How many other U.S. allies field paper armies, which will collapse, if they do not have the Americans there to do the heavy lifting?
Is what we have on offer -- one man-one vote democracy -- truly appealing in a part of the world where democracy seems to have trouble, from the Maghreb to the Middle East to Central Asia, putting down any deep roots?
The Taliban's God is Allah. The golden calf we had on offer was democracy. In the Hindu Kush, their god has proven stronger”.
The God of democracy failed and simulations upon simulations stack on each other through googolplexes of information to keep its corpse afloat. Perhaps the war on terror coming home while the Talichads have autonomous rule in Afghanistan once more is a fitting conclusion to America’s longest continuous war. Maybe in twenty years or so, the deranged fever dreams of blue anon posters and neocons-to-neoliberals like David French can come to life, and American Right Wing/Trumpian/ *redacted* can resist the leviathan for long enough to enact meaningful autonomous self-rule.
But Virilio is right in this regard when he famously takes up Foucualt’s inversion of the Clauswitz quote. “Politics is War by other means”, and power has seen to it that everything is an ongoing and seemingly never ending war. But these wars are so fast, so reliant upon digital information networks, so “silent, and with quiet weapons' ' that they cross over into a form of never-ending emergency stasis, paradoxically. The war never ends because the exception, the state of emergency never ends. The biosecurity war on the global pestilence, the information and policing war against those radicalized Right Wing *Redacted*. And perhaps there is some cruel irony to the fact that Colin Powell, a man at the edges and borders of so many different security and military theatre acts, meets his end by that one particular global war which has plagued everyday life for the past two years.

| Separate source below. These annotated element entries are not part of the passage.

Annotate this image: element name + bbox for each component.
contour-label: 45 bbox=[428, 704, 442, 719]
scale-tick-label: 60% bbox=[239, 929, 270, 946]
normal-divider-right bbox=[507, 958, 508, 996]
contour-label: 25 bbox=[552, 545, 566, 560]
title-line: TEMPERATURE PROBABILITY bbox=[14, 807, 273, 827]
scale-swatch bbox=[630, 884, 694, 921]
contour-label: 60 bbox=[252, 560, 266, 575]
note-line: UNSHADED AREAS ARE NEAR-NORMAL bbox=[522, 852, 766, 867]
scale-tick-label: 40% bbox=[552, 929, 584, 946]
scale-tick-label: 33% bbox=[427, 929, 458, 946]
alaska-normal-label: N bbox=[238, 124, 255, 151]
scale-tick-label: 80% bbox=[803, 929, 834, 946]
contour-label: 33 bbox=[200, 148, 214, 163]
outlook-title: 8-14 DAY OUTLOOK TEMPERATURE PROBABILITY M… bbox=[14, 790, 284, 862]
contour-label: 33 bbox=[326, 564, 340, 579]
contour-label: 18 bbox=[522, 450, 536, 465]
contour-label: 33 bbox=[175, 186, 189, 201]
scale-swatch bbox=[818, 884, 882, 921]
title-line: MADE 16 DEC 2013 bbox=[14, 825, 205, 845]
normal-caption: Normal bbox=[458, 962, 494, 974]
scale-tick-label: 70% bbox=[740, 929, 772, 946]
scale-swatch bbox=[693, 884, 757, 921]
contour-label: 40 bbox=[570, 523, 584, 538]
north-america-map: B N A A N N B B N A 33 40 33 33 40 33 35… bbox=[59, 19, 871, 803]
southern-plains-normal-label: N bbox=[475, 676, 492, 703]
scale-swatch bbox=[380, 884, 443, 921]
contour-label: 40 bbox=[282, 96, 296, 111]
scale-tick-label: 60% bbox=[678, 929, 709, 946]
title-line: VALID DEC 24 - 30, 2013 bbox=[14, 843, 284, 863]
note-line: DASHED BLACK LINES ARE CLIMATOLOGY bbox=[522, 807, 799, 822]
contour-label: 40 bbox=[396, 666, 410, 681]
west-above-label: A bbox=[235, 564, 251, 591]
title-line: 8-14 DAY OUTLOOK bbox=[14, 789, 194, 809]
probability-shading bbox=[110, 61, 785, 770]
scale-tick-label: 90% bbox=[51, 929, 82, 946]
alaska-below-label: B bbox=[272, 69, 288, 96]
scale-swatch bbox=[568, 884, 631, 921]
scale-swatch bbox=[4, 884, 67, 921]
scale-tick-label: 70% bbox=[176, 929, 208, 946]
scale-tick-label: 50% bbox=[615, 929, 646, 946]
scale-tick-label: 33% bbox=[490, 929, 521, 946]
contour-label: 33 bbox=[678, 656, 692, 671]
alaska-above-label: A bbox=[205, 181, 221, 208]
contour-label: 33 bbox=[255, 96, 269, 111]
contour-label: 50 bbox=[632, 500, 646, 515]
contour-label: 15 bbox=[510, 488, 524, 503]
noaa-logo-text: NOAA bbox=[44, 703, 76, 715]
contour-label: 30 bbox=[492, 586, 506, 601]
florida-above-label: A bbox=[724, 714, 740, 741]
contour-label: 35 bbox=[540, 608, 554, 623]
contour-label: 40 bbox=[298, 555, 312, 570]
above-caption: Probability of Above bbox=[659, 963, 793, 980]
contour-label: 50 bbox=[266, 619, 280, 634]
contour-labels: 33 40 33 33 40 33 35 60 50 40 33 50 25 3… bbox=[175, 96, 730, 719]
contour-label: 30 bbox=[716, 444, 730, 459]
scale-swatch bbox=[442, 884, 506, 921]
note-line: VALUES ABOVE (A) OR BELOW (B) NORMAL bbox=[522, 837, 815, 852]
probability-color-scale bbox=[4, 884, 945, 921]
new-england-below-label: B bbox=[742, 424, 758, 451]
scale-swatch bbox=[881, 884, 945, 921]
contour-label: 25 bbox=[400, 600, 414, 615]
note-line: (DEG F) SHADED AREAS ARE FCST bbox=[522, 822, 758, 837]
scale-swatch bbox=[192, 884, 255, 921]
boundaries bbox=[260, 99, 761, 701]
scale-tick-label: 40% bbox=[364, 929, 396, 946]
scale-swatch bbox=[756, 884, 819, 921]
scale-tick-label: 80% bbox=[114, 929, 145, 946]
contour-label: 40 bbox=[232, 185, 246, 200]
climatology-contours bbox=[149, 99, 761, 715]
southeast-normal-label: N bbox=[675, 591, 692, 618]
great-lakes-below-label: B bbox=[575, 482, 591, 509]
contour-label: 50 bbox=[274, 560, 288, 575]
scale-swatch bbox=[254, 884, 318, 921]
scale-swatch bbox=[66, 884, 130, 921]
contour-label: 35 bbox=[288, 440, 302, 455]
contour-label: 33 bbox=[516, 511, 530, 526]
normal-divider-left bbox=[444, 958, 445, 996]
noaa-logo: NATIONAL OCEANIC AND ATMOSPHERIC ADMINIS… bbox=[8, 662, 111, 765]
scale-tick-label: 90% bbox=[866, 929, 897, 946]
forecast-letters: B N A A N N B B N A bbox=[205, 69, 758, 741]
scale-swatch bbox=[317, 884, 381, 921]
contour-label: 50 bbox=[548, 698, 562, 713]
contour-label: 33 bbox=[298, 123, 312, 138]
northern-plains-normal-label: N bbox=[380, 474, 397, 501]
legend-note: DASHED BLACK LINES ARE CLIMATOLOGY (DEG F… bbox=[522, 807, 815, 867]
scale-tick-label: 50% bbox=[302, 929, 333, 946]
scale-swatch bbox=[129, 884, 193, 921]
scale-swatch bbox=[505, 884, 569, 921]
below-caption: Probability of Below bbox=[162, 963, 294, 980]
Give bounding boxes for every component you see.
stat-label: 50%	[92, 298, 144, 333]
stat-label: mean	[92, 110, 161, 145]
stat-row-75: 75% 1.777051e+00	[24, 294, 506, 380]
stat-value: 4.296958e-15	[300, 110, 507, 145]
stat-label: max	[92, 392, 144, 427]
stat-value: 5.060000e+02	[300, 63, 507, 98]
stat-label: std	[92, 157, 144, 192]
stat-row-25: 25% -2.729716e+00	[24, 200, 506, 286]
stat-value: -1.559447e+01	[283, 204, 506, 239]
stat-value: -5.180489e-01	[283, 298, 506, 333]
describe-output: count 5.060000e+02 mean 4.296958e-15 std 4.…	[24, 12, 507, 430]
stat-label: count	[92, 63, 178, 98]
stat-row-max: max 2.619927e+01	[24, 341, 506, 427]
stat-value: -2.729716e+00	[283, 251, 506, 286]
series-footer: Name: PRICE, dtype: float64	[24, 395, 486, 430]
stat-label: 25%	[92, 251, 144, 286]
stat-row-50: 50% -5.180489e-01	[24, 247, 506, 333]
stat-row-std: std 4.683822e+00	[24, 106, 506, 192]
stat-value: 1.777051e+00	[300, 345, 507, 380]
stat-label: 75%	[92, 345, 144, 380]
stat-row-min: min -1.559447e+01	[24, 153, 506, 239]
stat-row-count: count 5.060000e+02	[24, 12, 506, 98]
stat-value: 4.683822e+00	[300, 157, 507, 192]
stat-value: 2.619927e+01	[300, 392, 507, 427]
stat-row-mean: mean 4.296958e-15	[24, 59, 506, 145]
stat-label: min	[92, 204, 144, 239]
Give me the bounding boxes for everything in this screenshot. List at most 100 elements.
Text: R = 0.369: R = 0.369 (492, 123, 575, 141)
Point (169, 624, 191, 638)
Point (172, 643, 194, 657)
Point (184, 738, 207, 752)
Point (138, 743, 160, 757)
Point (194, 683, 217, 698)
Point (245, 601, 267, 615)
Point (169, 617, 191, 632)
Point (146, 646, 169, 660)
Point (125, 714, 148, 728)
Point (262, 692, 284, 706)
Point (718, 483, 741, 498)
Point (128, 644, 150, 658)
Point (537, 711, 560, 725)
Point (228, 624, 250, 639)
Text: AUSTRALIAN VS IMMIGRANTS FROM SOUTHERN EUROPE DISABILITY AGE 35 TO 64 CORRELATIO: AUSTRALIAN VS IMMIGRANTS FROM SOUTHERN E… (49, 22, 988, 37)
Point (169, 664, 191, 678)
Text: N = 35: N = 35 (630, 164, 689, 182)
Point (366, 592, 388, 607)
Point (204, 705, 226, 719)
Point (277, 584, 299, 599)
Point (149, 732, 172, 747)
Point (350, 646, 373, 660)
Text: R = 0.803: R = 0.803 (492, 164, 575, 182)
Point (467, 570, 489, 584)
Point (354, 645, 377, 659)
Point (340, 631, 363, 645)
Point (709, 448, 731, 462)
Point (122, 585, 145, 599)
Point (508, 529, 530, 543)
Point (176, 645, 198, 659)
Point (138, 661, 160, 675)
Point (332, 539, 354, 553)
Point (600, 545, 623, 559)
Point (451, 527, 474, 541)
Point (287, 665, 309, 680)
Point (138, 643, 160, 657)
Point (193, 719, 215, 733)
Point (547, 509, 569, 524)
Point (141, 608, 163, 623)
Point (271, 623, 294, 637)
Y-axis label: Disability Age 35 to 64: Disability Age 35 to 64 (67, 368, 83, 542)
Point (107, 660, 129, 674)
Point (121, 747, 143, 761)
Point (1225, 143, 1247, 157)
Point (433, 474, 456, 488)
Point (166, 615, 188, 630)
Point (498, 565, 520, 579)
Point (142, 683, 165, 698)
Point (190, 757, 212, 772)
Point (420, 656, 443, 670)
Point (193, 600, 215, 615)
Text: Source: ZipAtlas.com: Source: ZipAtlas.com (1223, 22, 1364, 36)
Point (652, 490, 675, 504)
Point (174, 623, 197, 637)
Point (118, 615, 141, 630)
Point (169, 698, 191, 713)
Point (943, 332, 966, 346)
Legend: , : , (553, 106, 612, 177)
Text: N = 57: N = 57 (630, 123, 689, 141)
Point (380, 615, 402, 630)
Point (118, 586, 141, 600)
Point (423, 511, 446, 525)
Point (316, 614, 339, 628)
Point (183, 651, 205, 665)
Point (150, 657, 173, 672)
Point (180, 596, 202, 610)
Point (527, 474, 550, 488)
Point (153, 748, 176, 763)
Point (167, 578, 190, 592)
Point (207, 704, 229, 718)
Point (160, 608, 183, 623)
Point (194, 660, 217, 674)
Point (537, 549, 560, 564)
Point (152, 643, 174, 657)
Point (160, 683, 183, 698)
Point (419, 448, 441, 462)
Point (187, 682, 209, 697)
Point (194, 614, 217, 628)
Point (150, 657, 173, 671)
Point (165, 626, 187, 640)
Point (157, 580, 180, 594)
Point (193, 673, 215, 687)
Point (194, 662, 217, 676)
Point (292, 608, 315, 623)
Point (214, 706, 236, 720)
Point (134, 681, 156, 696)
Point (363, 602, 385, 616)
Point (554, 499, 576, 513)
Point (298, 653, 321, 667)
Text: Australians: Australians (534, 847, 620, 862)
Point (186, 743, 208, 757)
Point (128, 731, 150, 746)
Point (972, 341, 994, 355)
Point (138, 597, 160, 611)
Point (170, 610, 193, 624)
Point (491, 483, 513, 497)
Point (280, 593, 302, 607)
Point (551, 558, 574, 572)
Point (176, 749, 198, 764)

Another cruel irony is the official left rehabilitation of his boss George Dubya, from bloodthirsty war criminal to a caring and heartfelt “voice of republican conscience” compared to his orange-hued GOP preceding POTUS. A man who paints terrible and kitschy portraits of refugees. But what consequences are there in this life? Perhaps Powell will be remembered as a defiant and principled voice of dissent, stating that there was no evidence for WMDs, and it was the biggest mistake of his life to go along to get along. But now that his boss is being given a resister blue anon white washing paint job against the evil orange man and his supporters, what legacy can Powell posthumously fall back on? There is no material difference to there being no actual WMDs, the end result would have been the same either way.
And in conclusion, that is the life and tragedy of Colin Powell, an eidolon, some kind of abstraction. A signpost between past and future who played the unholy jester to another future grave plot in the imperial graveyard of history. His act helping further accelerate its decline into that pit. One could only live with such contradictions and shadow puppet games for so long, and perhaps we could even pity such a state, a life torn asunder, ripped apart in multiple directions.
RIP Colin Powell, only History and the eyes of our Lord will have the final verdict on your career in public life.